Everybody in tech would even have a passing understanding of the technology was collectively saying that. We understand the limits of technology and can feel out the bounds easily. But, too many of these dumbasses with dollar signs in their eyes are all "to the moon!", and tripping and failing on implementing the tech in unreasonable ways.

It was never a factoid machine, like some people wanted to believe.

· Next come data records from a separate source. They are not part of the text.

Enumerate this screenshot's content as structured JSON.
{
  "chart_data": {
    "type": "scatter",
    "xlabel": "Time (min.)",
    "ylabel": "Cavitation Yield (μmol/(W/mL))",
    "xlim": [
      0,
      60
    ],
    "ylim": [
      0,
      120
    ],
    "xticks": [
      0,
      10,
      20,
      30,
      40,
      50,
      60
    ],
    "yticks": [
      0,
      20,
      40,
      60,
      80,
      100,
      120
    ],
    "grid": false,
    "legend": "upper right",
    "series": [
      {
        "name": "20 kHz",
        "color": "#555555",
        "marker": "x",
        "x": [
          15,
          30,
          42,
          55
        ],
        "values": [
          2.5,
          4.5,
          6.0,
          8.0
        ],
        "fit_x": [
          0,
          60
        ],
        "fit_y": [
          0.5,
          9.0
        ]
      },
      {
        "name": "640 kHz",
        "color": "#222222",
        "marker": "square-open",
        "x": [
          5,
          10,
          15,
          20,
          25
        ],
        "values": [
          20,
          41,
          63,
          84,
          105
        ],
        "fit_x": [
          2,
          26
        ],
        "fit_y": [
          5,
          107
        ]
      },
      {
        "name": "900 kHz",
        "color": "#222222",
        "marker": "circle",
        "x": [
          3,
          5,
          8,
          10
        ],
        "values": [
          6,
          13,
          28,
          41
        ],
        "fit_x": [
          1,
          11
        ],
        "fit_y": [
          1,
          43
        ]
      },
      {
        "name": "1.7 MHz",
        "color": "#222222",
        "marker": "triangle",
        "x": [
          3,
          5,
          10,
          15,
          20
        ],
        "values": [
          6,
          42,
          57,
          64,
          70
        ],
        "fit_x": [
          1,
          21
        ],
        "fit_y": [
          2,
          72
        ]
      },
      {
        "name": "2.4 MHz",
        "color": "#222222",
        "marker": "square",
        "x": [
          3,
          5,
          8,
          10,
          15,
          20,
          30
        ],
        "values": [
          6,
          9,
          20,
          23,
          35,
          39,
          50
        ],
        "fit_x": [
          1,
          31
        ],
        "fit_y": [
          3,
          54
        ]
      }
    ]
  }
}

It was always about creatively writing something, and only one with so much attention.

[–] interolivary 10 points 1 year ago

It was never a factoid machine

Funny tidbit about the word "factoid": its original meaning was "an item of unreliable information that is reported and repeated so often that it becomes accepted as fact", but the modern usage is "a brief or trivial item of news or information".

This means that the modern usage of "factoid" is in itself a factoid, and that in the old sense LLMs sort of are factoid machines.

Note that I'm not saying the modern use is wrong. Languages evolve, and words taking on new meanings doesn't mean the new meanings are "wrong" (and surprisingly words changing to mean the opposite of what they used to mean isn't all that uncommon either.)

[–] biddy@feddit.nl 7 points 1 year ago

I disagree, a lot of white collar work is simply writing bullshit.